"Ganges. Święci i grzesznicy znad boskiej rzeki" George Black

Ganges nierozerwalnie łączy się z tym, czym są Indie. Stanowi nieodłączny element hinduskiej religii i kultury. Jest uosobieniem bogini, daje pracę i pożywienie, a jednocześnie zmienia się w biologiczny ściek, płynące wysypisko śmieci. Ten paradoks doskonale pasuje do innych sprzeczności, które wprawiają w nieustanne zdumienie niemal każdego obcokrajowca, który podejmuje próbę zrozumienia, czym są współczesne Indie.



Ganges. Święci i grzesznicy znad boskiej rzeki to jeden z najnowszych reportaży, które ukazały się nakładem Wydawnictwa Uniwersytetu Jagiellońskiego. Jest to zapis podróży George’a Blacka wzdłuż biegu rzeki, jego spotkań z członkami różnych warstw społecznych i kast oraz przemyśleń zarówno na temat historii Indii, jak i ich współczesnej sytuacji. Monumentalny plan, by zrozumieć i przybliżyć różnorodne twarze Gangesu i związanych z nim ludzi. Świetny pomysł, który przynajmniej miejscami chyba nieco przerósł autora, ponieważ trudno go zrealizować na trzystu czy czterystu stronach. W tym też tkwi największy problem, jaki miałam z lekturą – Black porusza tak wiele kwestii, że siłą rzeczy nie jest w stanie przedstawić ich bardziej obszernie, przez co pozostawia niedosyt i liczne niedopowiedzenia.
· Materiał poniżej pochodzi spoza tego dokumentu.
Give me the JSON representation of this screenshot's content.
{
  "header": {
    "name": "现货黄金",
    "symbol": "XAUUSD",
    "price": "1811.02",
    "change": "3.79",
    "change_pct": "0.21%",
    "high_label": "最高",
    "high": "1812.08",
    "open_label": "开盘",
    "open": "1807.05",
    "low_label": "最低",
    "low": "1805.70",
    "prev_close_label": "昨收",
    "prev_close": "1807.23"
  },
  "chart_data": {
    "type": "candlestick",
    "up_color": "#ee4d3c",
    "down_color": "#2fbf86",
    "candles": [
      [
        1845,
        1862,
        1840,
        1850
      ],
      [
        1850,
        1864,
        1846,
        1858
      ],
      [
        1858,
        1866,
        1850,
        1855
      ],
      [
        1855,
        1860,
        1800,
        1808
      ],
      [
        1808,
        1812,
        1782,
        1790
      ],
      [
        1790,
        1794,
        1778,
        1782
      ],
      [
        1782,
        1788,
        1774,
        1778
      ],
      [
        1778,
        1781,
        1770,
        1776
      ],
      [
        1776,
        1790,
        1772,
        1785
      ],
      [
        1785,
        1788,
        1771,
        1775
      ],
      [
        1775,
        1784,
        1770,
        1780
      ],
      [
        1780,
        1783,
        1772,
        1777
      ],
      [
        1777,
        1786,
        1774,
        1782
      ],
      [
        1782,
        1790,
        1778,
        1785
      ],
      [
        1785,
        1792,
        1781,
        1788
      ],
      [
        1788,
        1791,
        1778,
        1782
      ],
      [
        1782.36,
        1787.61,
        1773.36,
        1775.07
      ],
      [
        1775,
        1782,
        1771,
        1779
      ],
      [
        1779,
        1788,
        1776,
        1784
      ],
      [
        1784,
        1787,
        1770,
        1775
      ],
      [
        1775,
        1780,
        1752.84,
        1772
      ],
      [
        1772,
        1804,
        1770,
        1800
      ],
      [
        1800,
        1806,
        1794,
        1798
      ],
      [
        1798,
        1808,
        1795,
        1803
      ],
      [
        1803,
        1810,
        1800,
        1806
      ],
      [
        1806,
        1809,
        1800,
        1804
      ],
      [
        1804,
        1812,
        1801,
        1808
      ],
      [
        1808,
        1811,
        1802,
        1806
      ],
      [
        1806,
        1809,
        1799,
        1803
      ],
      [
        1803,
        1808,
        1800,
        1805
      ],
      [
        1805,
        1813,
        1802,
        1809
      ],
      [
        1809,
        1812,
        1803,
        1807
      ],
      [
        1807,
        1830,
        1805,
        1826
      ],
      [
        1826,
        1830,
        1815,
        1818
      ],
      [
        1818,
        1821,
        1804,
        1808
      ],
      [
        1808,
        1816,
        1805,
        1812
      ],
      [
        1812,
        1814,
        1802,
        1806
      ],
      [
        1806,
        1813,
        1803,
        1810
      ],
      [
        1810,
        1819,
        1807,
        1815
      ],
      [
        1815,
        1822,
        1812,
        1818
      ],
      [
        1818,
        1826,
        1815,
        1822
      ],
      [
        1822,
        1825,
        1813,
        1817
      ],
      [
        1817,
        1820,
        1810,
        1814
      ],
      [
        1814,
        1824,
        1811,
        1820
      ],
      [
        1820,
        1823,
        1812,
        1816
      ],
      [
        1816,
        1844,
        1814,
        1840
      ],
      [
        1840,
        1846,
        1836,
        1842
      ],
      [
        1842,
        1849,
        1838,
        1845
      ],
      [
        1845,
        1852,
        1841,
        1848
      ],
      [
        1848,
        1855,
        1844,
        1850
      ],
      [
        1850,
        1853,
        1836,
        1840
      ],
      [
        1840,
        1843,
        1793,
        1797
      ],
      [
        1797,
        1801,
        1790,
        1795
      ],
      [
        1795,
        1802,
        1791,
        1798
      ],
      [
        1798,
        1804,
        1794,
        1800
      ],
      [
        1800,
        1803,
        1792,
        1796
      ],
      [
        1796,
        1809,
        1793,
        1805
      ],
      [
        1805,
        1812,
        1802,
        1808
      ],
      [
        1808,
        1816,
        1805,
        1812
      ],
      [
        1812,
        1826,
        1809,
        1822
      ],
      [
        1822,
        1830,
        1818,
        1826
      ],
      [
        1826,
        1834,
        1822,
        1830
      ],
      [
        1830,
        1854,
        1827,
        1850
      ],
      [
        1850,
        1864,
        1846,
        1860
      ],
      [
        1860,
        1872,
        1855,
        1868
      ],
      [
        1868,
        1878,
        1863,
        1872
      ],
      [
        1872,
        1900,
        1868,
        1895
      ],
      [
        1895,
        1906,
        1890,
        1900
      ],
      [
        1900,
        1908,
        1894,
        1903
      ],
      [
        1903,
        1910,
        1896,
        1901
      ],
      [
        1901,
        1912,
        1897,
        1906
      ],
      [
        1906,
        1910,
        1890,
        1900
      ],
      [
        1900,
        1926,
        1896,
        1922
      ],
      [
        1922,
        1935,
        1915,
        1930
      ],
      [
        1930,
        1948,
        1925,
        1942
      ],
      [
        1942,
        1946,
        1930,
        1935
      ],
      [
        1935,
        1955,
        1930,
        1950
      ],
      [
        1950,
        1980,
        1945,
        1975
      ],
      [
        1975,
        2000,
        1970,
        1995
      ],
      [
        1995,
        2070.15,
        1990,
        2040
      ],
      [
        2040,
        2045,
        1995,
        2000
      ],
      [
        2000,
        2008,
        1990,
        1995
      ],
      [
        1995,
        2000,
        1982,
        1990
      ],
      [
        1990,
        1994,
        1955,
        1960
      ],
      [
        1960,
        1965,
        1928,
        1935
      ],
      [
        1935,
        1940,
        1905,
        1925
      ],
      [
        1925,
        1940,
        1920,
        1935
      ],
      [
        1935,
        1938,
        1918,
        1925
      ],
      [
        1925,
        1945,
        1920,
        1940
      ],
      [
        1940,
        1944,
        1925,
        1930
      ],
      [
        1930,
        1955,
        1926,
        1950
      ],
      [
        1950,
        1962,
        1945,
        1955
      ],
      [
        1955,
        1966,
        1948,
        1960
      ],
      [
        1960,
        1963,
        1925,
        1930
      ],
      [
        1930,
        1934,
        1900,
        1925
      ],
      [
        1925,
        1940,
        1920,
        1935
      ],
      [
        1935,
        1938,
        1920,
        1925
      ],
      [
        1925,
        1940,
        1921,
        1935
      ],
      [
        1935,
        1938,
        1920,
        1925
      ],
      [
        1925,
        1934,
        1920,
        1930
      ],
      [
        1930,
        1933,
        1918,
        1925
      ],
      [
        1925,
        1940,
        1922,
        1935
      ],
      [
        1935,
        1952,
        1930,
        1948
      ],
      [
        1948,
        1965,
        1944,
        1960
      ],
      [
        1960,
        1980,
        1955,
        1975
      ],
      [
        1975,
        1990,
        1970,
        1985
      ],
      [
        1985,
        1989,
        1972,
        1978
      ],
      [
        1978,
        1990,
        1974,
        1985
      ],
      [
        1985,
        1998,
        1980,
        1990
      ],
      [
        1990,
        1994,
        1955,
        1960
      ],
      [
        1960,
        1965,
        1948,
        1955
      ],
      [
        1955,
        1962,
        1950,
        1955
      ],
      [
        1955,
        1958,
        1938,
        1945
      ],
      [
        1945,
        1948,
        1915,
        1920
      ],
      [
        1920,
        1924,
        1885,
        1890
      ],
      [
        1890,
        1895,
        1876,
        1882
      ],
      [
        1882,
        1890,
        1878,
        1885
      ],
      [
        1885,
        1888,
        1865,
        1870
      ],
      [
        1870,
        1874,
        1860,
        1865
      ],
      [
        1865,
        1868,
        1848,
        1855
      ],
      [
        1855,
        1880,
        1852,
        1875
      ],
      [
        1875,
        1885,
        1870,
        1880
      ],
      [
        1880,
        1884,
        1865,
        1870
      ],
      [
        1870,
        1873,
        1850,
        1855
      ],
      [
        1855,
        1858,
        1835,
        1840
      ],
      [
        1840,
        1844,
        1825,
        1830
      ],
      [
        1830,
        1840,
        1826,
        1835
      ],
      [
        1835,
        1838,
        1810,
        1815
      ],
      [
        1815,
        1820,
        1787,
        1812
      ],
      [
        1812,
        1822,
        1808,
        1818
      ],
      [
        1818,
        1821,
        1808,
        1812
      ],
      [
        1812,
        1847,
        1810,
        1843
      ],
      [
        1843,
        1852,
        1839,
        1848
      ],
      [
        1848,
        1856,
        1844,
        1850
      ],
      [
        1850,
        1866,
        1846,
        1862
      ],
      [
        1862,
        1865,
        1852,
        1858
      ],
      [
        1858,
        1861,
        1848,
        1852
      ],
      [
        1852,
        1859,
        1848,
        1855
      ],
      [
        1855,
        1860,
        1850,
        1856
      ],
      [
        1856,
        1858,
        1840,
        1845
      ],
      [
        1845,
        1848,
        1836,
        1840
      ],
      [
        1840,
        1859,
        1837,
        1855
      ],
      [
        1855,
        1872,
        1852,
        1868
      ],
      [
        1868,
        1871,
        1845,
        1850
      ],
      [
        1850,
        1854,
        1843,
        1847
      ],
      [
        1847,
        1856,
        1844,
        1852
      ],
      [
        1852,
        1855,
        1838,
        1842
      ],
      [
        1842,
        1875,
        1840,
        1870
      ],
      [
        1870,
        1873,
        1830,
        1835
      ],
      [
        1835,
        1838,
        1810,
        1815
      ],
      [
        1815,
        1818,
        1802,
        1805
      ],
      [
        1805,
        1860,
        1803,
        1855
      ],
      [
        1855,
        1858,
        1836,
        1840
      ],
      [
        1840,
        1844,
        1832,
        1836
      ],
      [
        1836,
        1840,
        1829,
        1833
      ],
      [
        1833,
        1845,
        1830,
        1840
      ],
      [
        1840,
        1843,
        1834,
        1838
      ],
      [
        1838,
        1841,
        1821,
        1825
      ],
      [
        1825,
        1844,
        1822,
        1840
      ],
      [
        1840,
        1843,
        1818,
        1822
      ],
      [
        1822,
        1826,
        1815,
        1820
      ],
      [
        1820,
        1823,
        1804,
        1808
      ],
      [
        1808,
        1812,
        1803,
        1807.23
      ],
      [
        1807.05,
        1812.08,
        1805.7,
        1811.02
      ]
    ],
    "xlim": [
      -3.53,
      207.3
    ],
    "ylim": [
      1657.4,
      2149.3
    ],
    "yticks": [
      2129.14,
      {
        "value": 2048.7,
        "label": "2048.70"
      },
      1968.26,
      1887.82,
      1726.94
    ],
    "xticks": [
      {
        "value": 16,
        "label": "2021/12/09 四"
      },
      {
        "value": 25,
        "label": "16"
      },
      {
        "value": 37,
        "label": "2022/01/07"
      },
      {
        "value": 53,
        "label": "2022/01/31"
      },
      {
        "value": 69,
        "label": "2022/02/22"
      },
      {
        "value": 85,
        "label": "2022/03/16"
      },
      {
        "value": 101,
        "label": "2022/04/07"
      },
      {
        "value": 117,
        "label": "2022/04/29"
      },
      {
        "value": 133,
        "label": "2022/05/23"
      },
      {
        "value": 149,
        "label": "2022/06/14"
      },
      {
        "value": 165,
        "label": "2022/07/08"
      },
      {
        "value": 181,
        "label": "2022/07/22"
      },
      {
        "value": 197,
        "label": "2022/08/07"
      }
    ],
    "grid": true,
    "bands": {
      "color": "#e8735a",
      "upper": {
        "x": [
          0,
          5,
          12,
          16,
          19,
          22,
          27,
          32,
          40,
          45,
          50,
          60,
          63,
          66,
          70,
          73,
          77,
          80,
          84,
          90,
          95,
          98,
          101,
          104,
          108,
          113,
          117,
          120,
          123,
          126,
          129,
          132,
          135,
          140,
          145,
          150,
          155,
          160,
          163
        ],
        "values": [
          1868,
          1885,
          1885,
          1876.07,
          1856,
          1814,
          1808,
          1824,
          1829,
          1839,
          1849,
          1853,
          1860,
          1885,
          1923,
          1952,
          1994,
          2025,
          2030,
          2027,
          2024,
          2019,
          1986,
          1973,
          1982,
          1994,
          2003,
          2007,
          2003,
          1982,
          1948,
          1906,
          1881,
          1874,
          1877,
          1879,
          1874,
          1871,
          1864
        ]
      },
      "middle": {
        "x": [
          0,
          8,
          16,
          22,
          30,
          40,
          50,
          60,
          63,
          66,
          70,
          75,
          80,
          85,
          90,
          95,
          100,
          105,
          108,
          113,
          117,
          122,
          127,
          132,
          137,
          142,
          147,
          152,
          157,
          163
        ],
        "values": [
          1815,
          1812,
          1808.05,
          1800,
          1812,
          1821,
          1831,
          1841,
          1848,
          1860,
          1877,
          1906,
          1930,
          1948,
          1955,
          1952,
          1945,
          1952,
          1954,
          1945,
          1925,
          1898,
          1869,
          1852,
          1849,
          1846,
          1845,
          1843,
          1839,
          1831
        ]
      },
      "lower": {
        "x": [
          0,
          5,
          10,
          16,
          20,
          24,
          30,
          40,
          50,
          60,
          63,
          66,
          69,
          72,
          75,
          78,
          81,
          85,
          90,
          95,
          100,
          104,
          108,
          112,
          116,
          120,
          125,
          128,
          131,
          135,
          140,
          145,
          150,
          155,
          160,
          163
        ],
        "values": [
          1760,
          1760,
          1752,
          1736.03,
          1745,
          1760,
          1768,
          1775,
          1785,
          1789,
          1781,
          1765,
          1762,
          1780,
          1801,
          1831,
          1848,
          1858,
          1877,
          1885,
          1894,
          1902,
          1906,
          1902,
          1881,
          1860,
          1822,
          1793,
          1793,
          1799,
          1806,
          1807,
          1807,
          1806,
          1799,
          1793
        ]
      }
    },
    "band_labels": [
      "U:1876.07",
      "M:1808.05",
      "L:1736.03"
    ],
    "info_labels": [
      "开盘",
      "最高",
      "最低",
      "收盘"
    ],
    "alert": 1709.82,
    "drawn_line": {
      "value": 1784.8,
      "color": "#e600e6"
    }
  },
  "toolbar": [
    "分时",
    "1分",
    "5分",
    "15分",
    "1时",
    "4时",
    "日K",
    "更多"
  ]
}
Książka została podzielona na trzy części, poświęcone kolejno odcinkom wielkiej rzeki. Zaczynamy więc podróż od źródeł, czyli „Gór”, potem wędrujemy z autorem poprzez rozległe „Niziny”, a kończymy w „Delcie”. Przewijają się tu dziesiątki postaci, od duchowych przywódców i fanatyków religijnych, na pierwszy rzut oka sprawiających wrażenie całkiem szalonych, poprzez robotników w fabrykach pracujących za głodowe stawki, aż po lokalnych biznesmenów. Piękno sąsiaduje tu z brudem i smrodem, otwartość i gościnność z korupcją i okrucieństwem, pracowitość z lenistwem. Widzimy Indie i ich mieszkańców zarówno w ich najlepszym, jak i tym najgorszym wydaniu. Niektórym spotkaniom autor poświęcił kilka stron, lecz inne streścił w zaledwie kilku zdaniach. Aż chciałoby się prosić, by rozwinąć je dalej.

Opowieści te przeplatają się z historią, zarówno tą ogólną, jak i losami osób „z zewnątrz”, Europejczyków i Amerykanów, silnie związanych z danym miejscem bądź Indiami ogólnie. Mamy więc nawiązania do Marka Twaina, Rudyarda Kiplinga czy Beatlesów. Stanowią one ciekawe urozmaicenie lektury, podobnie jak dwie wstawki z fotografiami (szkoda tylko, że czarno-białymi).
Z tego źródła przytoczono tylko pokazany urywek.